Dragonflies are accurately dubbed “mosquito hawks,” so invite those fearsome fliers into your yard by driving stakes into the ground to serve as perches. Provide water in places convenient to all your mercenaries.

“It’s slowly becoming more of a trend to find nonchemical ways to control things in the garden,” says David Hillock, an extension consumer horticulturist with Oklahoma State University. “But it’s hard to maintain those beneficial organisms on your property sometimes. You can release ladybugs in your yard (to kill other bugs) but there’s no way to keep them there. You can invite bats and toads but there’s no guarantee they’ll stick around, either. Getting quick and constant control of an insect problem with biologics is not always a given.”

Frank Bibin swears by the results he’s gotten after enticing bats and wasps to his family’s 27-acre organic pecan orchard near Quitman, Ga. The pairing has all but eliminated the many caterpillars and moths he discovered after acquiring Pebble Hill Grove 11 years ago.

“They basically reinforce one another,” Bibin says. “Wasps go for the larvae; bats go for the adult moths.”

Bibin recruited the helpful predators after learning the previous owner had been spraying the orchard every couple of weeks. He said he didn’t want any potentially harmful chemicals around his family.

“When we started, I wasn’t sure we’d be able to attract them,” Bibin said about the Mexican free-tailed bats. “It took about two years before they started moving in. We have about 4,000 free-tails now and a bunch of wasp nests. They’ve never bothered any of us. No one has been stung; no one has been bitten.”

And he doesn’t have a moth problem anymore.

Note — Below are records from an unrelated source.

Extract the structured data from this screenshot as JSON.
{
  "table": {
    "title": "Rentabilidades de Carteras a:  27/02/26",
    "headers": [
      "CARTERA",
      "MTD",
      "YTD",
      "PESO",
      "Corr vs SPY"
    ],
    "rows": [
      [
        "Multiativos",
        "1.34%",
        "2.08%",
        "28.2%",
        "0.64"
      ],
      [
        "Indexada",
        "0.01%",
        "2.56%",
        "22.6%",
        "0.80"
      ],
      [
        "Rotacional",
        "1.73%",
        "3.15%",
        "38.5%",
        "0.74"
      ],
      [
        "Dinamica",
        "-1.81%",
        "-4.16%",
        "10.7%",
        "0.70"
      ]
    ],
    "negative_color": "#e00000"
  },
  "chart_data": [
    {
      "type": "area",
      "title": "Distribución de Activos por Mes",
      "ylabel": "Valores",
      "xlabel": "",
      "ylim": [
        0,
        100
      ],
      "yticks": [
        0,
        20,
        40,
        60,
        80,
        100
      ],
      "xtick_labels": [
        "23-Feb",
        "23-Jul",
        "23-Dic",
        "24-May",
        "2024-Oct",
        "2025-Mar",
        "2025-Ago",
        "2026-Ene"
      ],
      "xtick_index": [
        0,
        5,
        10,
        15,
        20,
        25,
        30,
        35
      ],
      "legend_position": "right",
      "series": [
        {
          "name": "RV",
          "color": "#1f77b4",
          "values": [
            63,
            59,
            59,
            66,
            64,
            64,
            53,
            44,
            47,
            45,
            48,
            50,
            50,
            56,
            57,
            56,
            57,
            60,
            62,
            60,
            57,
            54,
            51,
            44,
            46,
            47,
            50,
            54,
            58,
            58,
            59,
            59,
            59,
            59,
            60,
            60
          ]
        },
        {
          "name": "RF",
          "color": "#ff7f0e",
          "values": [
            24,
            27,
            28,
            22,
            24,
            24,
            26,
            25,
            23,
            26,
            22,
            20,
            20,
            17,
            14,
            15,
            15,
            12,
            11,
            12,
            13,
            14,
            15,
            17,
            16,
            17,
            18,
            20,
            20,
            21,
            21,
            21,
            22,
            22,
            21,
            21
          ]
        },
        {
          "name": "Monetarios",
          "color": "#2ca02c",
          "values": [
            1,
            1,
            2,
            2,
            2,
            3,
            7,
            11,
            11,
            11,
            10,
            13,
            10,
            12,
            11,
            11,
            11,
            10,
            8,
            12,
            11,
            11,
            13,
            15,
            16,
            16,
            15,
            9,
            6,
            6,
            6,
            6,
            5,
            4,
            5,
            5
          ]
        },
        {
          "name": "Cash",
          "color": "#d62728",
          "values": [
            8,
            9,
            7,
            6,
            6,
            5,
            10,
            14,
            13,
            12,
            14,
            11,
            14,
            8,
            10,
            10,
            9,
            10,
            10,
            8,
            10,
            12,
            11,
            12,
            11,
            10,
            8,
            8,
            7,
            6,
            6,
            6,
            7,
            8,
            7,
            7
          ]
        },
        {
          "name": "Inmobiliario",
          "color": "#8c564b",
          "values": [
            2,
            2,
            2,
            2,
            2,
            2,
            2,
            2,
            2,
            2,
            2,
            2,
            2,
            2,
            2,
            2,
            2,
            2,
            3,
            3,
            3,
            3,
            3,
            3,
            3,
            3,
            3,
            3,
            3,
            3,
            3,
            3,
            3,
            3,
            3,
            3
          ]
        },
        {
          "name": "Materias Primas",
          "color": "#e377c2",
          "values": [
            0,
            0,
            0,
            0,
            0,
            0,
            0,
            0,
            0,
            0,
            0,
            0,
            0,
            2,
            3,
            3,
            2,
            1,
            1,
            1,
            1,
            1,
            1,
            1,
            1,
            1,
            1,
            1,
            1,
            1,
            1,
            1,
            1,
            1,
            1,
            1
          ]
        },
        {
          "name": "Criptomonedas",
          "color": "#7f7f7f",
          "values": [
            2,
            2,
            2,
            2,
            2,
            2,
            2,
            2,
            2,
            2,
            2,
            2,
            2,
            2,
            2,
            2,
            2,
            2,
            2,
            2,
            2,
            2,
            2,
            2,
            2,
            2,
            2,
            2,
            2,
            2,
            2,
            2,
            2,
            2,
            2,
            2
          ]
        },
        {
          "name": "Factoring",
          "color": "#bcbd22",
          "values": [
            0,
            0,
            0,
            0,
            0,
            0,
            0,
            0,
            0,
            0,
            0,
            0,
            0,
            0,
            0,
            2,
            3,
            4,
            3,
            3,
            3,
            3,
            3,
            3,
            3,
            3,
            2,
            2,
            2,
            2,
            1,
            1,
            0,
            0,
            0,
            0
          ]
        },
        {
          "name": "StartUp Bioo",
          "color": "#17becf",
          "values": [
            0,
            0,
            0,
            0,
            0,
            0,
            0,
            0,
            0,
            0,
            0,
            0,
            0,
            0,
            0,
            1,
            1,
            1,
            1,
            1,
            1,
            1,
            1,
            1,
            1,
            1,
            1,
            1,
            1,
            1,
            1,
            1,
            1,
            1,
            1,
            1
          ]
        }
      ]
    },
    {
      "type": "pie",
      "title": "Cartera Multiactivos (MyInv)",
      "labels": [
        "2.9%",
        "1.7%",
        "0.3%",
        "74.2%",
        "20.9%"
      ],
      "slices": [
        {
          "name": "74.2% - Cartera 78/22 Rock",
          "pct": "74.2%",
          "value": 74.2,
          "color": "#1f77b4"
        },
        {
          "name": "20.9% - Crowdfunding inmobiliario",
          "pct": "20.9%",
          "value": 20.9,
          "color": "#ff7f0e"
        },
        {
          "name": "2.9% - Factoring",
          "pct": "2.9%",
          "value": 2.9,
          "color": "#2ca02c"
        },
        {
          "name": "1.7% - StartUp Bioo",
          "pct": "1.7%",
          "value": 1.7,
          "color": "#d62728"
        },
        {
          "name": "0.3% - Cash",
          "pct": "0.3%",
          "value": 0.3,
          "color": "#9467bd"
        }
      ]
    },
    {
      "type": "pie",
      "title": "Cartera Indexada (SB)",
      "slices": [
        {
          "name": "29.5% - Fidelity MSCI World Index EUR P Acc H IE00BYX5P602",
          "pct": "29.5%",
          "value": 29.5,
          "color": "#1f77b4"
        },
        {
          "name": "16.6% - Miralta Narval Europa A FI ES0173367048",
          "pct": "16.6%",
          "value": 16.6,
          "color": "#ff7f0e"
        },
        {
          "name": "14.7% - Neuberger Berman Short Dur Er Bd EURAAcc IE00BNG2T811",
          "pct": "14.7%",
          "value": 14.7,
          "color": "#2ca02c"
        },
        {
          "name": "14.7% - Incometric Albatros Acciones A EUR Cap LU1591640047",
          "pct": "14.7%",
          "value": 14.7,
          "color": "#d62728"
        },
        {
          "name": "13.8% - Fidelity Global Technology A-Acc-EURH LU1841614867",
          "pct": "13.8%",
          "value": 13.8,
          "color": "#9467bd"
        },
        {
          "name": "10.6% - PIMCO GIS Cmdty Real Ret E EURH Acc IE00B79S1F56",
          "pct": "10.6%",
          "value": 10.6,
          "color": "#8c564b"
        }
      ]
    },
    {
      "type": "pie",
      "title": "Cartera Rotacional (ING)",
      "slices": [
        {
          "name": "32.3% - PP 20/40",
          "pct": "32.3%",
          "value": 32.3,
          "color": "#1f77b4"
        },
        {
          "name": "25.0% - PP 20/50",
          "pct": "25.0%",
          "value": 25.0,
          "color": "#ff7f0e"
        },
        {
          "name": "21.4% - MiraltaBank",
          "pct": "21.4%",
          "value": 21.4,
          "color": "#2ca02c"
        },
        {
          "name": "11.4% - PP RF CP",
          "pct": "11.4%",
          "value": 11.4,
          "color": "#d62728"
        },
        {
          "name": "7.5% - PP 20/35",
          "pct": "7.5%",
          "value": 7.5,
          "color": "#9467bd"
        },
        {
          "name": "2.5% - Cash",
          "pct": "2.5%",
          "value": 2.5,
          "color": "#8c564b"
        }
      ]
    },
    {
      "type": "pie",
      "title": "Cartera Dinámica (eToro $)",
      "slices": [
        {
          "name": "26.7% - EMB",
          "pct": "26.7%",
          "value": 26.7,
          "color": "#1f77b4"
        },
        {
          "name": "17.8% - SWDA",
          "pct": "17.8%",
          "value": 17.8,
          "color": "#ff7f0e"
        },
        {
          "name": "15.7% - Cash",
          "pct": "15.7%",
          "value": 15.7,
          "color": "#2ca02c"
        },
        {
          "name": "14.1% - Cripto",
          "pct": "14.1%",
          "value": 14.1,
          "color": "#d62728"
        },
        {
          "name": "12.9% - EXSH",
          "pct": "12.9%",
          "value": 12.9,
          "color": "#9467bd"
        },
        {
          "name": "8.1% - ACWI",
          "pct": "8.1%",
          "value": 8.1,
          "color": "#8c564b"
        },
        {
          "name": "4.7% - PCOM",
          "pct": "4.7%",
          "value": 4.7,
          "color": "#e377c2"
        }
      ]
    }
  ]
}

If you’re going to do this, know friend from foe. That means being able to separate, figuratively speaking, the few venomous varieties from the mostly benign groups of predator spiders and snakes.

The two spiders to be avoided in North America are the black widow and the brown recluse. Both are poisonous and both can deliver harmful bites. Most every snake is garden-friendly except copperheads, cottonmouth moccasins, rattlesnakes and coral snakes.

Understand that even these species are good in their place, but with the threat inherent in their venom, that place isn’t underfoot. But they, like other snakes, are good at controlling populations of mice and moles.

“You’ve got to be patient,” Hillock says. “Give the beneficial insects and biologic controls time to do their thing. Some people can tolerate a little insect damage; some can’t take any at all. Some people wait longer than others before going after chemicals.

“If biology doesn’t work, and you might lose all your plants, then it’s probably time to reach for a pesticide. But integrated plant management is a system that recommends using all your benign resources before using the sprays.”